A corrida da esperança
Em sua crítica ao essencialismo o filósofo Karl Popper diz que por trás da realidade não há uma essência e, sim, outra realidade. São estas outras realidades que geralmente os documentários têm a pretensão de nos mostrar. Uma realidade que quase sempre não conseguimos enxergar em meio às realidades com as quais nos deparamos todos os dias e que com o documentário Nascidos das cinzas (Rising from Ashes, 2012), não seria diferente.

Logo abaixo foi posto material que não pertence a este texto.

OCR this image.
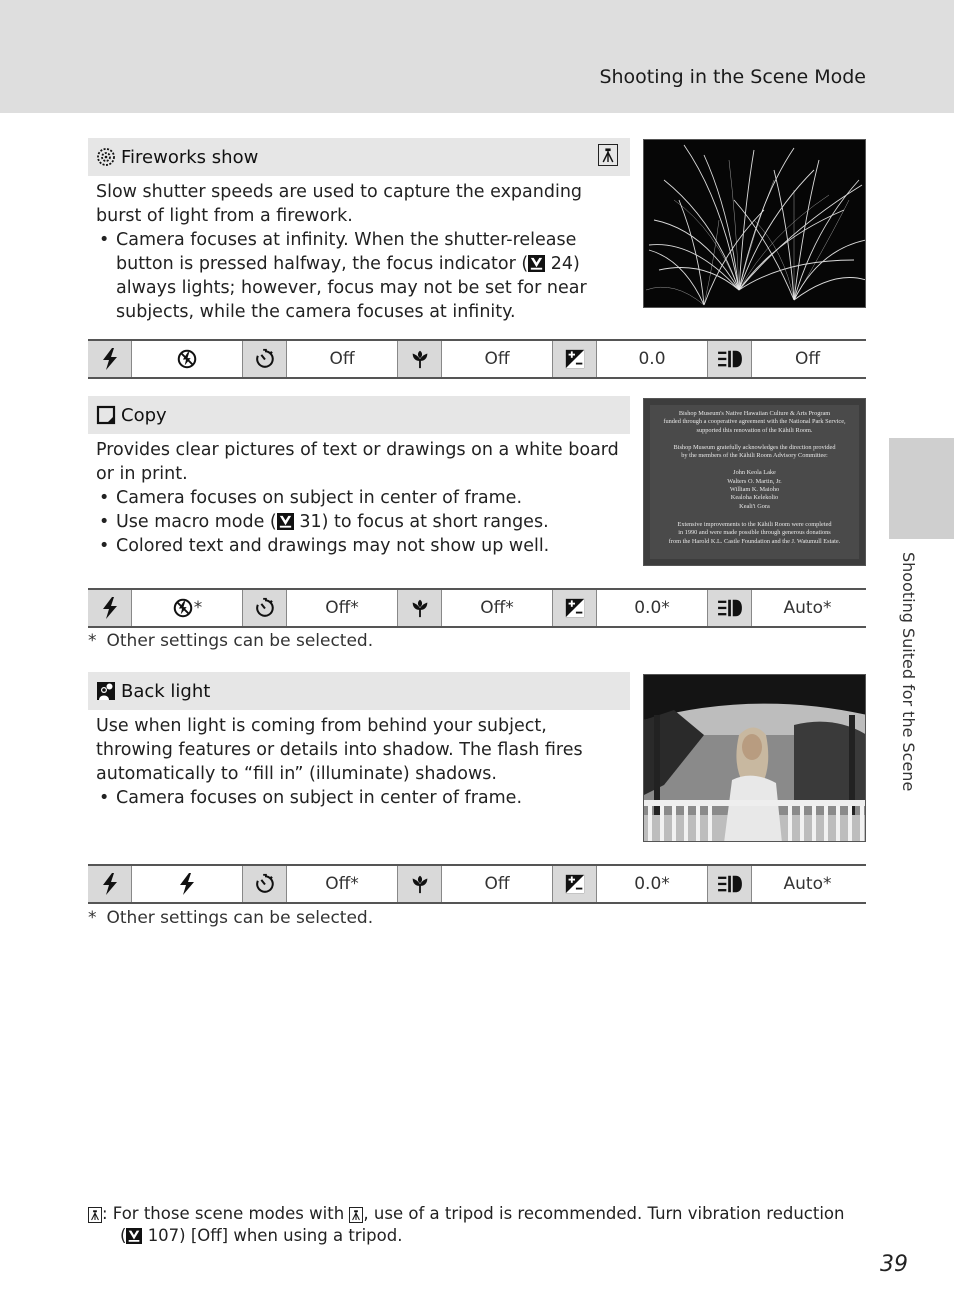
Shooting in the Scene Mode
Shooting Suited for the Scene
Fireworks show

Slow shutter speeds are used to capture the expanding burst of light from a firework.

• Camera focuses at infinity. When the shutter-release button is pressed halfway, the focus indicator ( 24) always lights; however, focus may not be set for near subjects, while the camera focuses at infinity.
Off	Off	0.0	Off
Copy

Provides clear pictures of text or drawings on a white board or in print.

• Camera focuses on subject in center of frame.
• Use macro mode ( 31) to focus at short ranges.
• Colored text and drawings may not show up well.
Bishop Museum's Native Hawaiian Culture & Arts Program
funded through a cooperative agreement with the National Park Service,
supported this renovation of the Kāhili Room.
Bishop Museum gratefully acknowledges the direction provided
by the members of the Kāhili Room Advisory Committee:
John Keola Lake
Walters O. Martin, Jr.
William K. Maioho
Kealoha Kelekolio
Keali'i Gora
Extensive improvements to the Kāhili Room were completed
in 1990 and were made possible through generous donations
from the Harold K.L. Castle Foundation and the J. Watumull Estate.
*	Off*	Off*	0.0*	Auto*
* Other settings can be selected.
Back light

Use when light is coming from behind your subject, throwing features or details into shadow. The flash fires automatically to “fill in” (illuminate) shadows.

• Camera focuses on subject in center of frame.
Off*	Off	0.0*	Auto*
* Other settings can be selected.
: For those scene modes with , use of a tripod is recommended. Turn vibration reduction
( 107) [Off] when using a tripod.
39
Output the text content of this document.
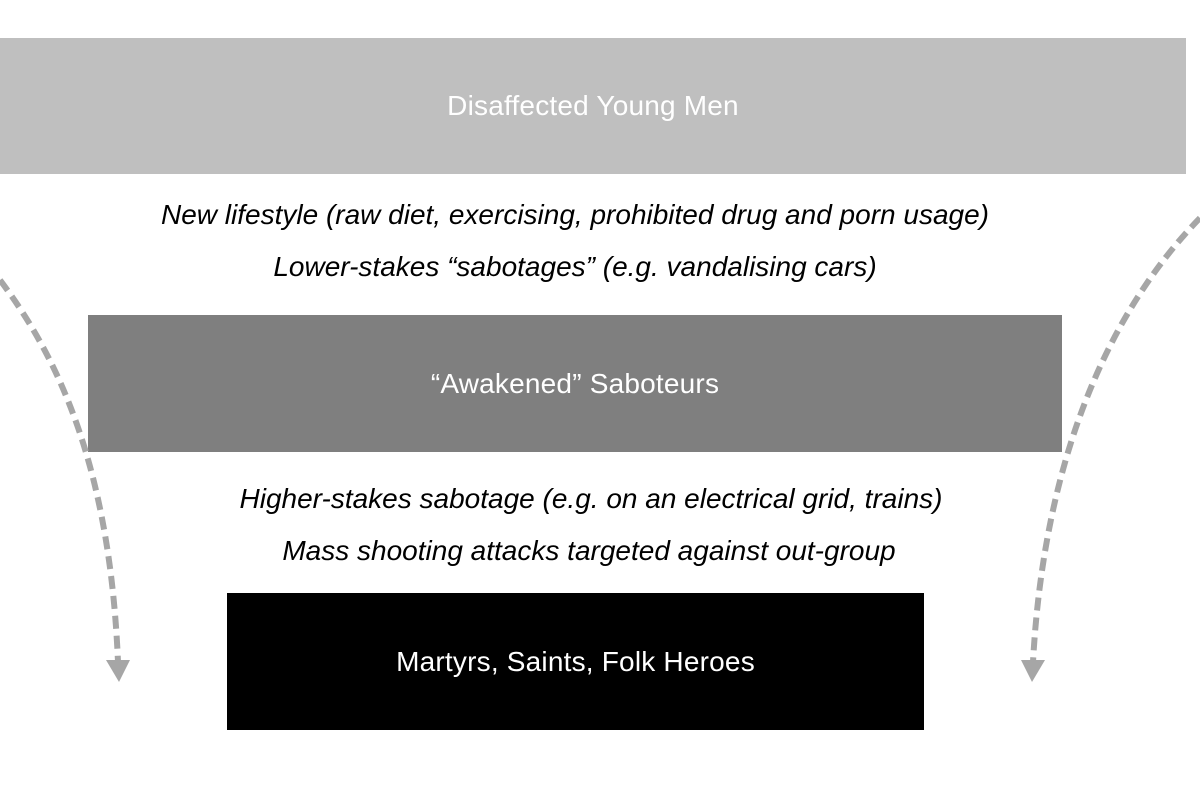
Disaffected Young Men
New lifestyle (raw diet, exercising, prohibited drug and porn usage)
Lower-stakes “sabotages” (e.g. vandalising cars)
“Awakened” Saboteurs
Higher-stakes sabotage (e.g. on an electrical grid, trains)
Mass shooting attacks targeted against out-group
Martyrs, Saints, Folk Heroes
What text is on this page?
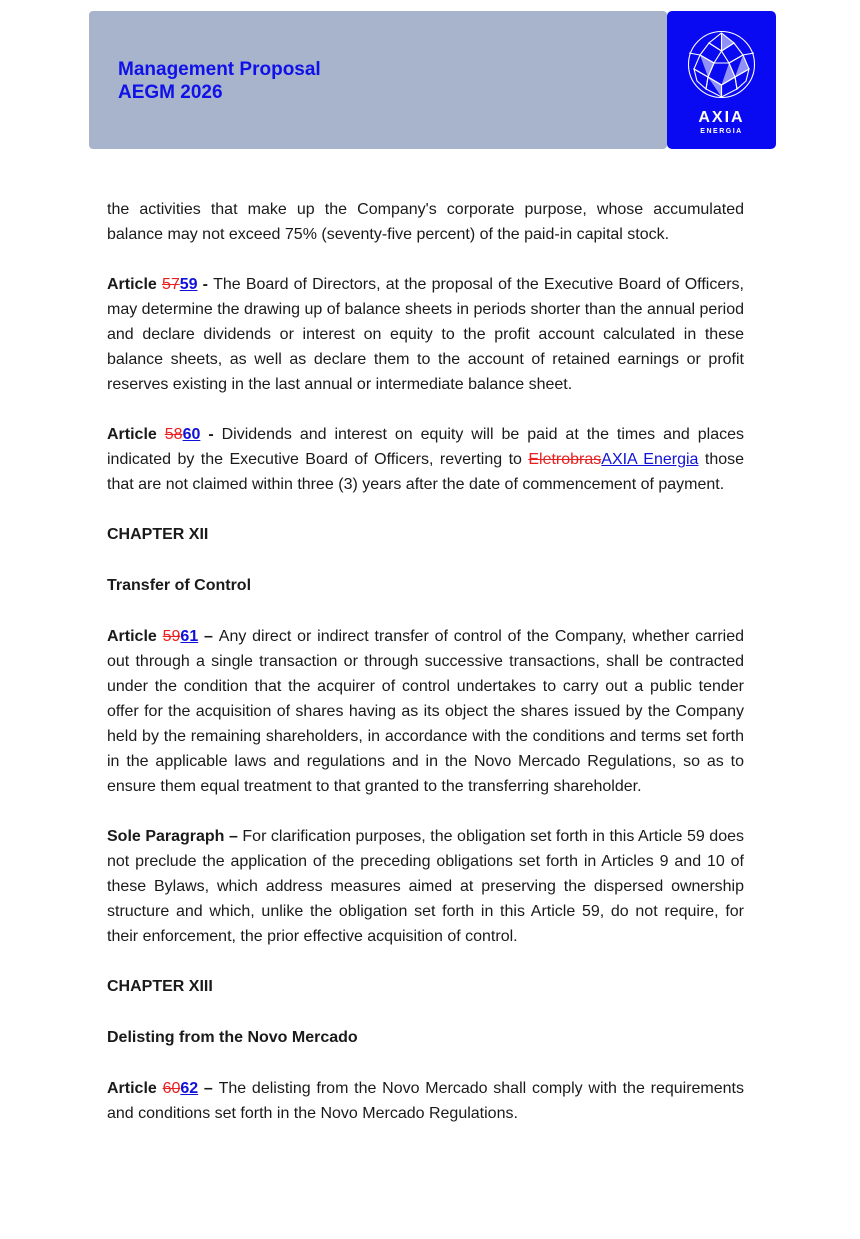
Management Proposal
AEGM 2026
AXIA
ENERGIA

the activities that make up the Company's corporate purpose, whose accumulated balance may not exceed 75% (seventy-five percent) of the paid-in capital stock.

Article 5759 - The Board of Directors, at the proposal of the Executive Board of Officers, may determine the drawing up of balance sheets in periods shorter than the annual period and declare dividends or interest on equity to the profit account calculated in these balance sheets, as well as declare them to the account of retained earnings or profit reserves existing in the last annual or intermediate balance sheet.

Article 5860 - Dividends and interest on equity will be paid at the times and places indicated by the Executive Board of Officers, reverting to EletrobrasAXIA Energia those that are not claimed within three (3) years after the date of commencement of payment.

CHAPTER XII

Transfer of Control

Article 5961 – Any direct or indirect transfer of control of the Company, whether carried out through a single transaction or through successive transactions, shall be contracted under the condition that the acquirer of control undertakes to carry out a public tender offer for the acquisition of shares having as its object the shares issued by the Company held by the remaining shareholders, in accordance with the conditions and terms set forth in the applicable laws and regulations and in the Novo Mercado Regulations, so as to ensure them equal treatment to that granted to the transferring shareholder.

Sole Paragraph – For clarification purposes, the obligation set forth in this Article 59 does not preclude the application of the preceding obligations set forth in Articles 9 and 10 of these Bylaws, which address measures aimed at preserving the dispersed ownership structure and which, unlike the obligation set forth in this Article 59, do not require, for their enforcement, the prior effective acquisition of control.

CHAPTER XIII

Delisting from the Novo Mercado

Article 6062 – The delisting from the Novo Mercado shall comply with the requirements and conditions set forth in the Novo Mercado Regulations.
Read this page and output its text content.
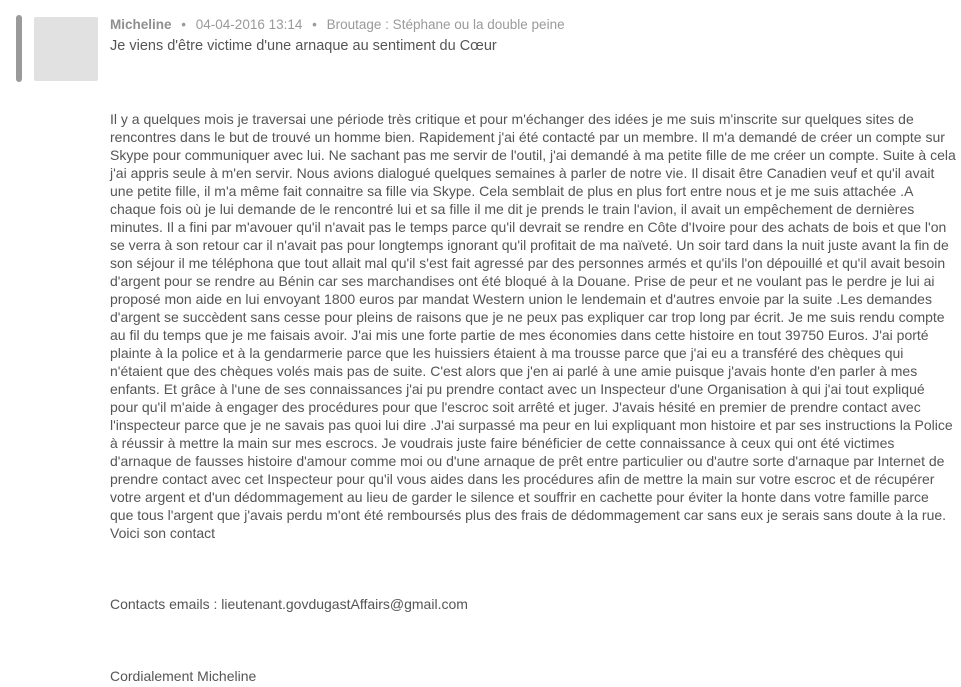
Micheline • 04-04-2016 13:14 • Broutage : Stéphane ou la double peine
Je viens d'être victime d'une arnaque au sentiment du Cœur

Il y a quelques mois je traversai une période très critique et pour m'échanger des idées je me suis m'inscrite sur quelques sites de rencontres dans le but de trouvé un homme bien. Rapidement j'ai été contacté par un membre. Il m'a demandé de créer un compte sur Skype pour communiquer avec lui. Ne sachant pas me servir de l'outil, j'ai demandé à ma petite fille de me créer un compte. Suite à cela j'ai appris seule à m'en servir. Nous avions dialogué quelques semaines à parler de notre vie. Il disait être Canadien veuf et qu'il avait une petite fille, il m'a même fait connaitre sa fille via Skype. Cela semblait de plus en plus fort entre nous et je me suis attachée .A chaque fois où je lui demande de le rencontré lui et sa fille il me dit je prends le train l'avion, il avait un empêchement de dernières minutes. Il a fini par m'avouer qu'il n'avait pas le temps parce qu'il devrait se rendre en Côte d'Ivoire pour des achats de bois et que l'on se verra à son retour car il n'avait pas pour longtemps ignorant qu'il profitait de ma naïveté. Un soir tard dans la nuit juste avant la fin de son séjour il me téléphona que tout allait mal qu'il s'est fait agressé par des personnes armés et qu'ils l'on dépouillé et qu'il avait besoin d'argent pour se rendre au Bénin car ses marchandises ont été bloqué à la Douane. Prise de peur et ne voulant pas le perdre je lui ai proposé mon aide en lui envoyant 1800 euros par mandat Western union le lendemain et d'autres envoie par la suite .Les demandes d'argent se succèdent sans cesse pour pleins de raisons que je ne peux pas expliquer car trop long par écrit. Je me suis rendu compte au fil du temps que je me faisais avoir. J'ai mis une forte partie de mes économies dans cette histoire en tout 39750 Euros. J'ai porté plainte à la police et à la gendarmerie parce que les huissiers étaient à ma trousse parce que j'ai eu a transféré des chèques qui n'étaient que des chèques volés mais pas de suite. C'est alors que j'en ai parlé à une amie puisque j'avais honte d'en parler à mes enfants. Et grâce à l'une de ses connaissances j'ai pu prendre contact avec un Inspecteur d'une Organisation à qui j'ai tout expliqué pour qu'il m'aide à engager des procédures pour que l'escroc soit arrêté et juger. J'avais hésité en premier de prendre contact avec l'inspecteur parce que je ne savais pas quoi lui dire .J'ai surpassé ma peur en lui expliquant mon histoire et par ses instructions la Police à réussir à mettre la main sur mes escrocs. Je voudrais juste faire bénéficier de cette connaissance à ceux qui ont été victimes d'arnaque de fausses histoire d'amour comme moi ou d'une arnaque de prêt entre particulier ou d'autre sorte d'arnaque par Internet de prendre contact avec cet Inspecteur pour qu'il vous aides dans les procédures afin de mettre la main sur votre escroc et de récupérer votre argent et d'un dédommagement au lieu de garder le silence et souffrir en cachette pour éviter la honte dans votre famille parce que tous l'argent que j'avais perdu m'ont été remboursés plus des frais de dédommagement car sans eux je serais sans doute à la rue. Voici son contact

Contacts emails : lieutenant.govdugastAffairs@gmail.com
Cordialement Micheline
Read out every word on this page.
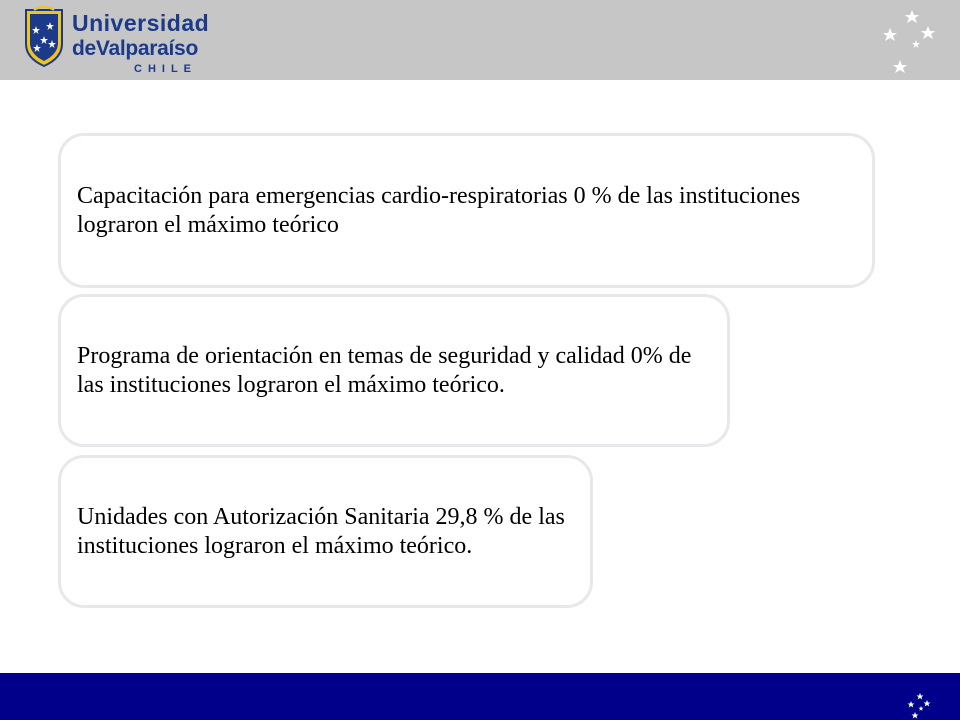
Universidad
deValparaíso
CHILE
Capacitación para emergencias cardio-respiratorias 0 % de las instituciones lograron el máximo teórico
Programa de orientación en temas de seguridad y calidad 0% de las instituciones lograron el máximo teórico.
Unidades con Autorización Sanitaria 29,8 % de las instituciones lograron el máximo teórico.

Dirigido por T.C. Johnstone e produzido por Forest Whitaker, este documentário mostra o desenvolvimento da equipe de ciclismo de Ruanda, um país devastado por um genocídio em 1994 que entrou para a história como um dos mais sangrentos, com quase um milhão de pessoas mortas a facadas e porretes em três meses quando os hutus se rebelaram contra os tutsis, uma minoria que ascendeu ao poder a partir dos colonizadores belgas, os mesmos que os dividiram os habitantes de Ruanda nestes dois grupos conforme a cor dos olhos e o tamanho do nariz em sua política colonizatória segregando os hutus das políticas do país. Em meio a este contexto histórico dos mais tristes na década de 90, outro fato interessante deste documentário é que o treinador da equipe é Jacques (Jack) Boyer, o primeiro ciclista americano a partir do Tour de France e que foi condenado a prisão por "comportamento lascivo com uma menor" e passou um ano preso e 5 em condicional.
Talvez vejamos neste documentário mais um filme sobre a superação de povos africanos em esportes incomuns a eles, como os retratados em filmes como a comédia como Jamaica abaixo de zero ou como no drama Invictus. Diferente destes, Renascidos das cinzas não é um filme de ficção, apesar de seu roteiro ser digno de um e tão bom quanto Invictus, com um final não menos surpreendente. Como um documentário, ele não pretende divertir ou emocionar, mas mostrar o que aconteceu numa determinada época, com algumas pessoas, deixando-nos o olhar aberto para o que pudermos pensar sobre ele. Mas muitas vezes, isto não é o que acontece, e esta é a diferença também deste filme pois é difícil não sentirmos nele a mesma emoção que temos em filmes cuja pretensão é nos fazer rir ou nos emocionar, e nos faz sentir até mesmo emoções maiores que filmes de ficção, como foi em relação a mim Nascidos das cinzas.
A primeira e principal emoção que este filme nos desperta é o sofrimento sem o qual, diz Jacques, ninguém pode ser ciclista e do qual nenhum ciclista escapa. Um sofrimento que ele vê estampado nos olhos dos cinco ciclista escolhidos primeiramente por ele para compor a equipe de Ruanda. Ciclistas que viram de perto a morte de seus parentes no genocídio que acontecera em 1994 e do qual muitos não falam tamanho o sofrimento vivido por eles e que pode ser resumido em outra frase de Jacques sobre Adrien Niyonshuti, o principal ciclista da equipe: "Adrien subiu na bike para fugir do passado que o persegue."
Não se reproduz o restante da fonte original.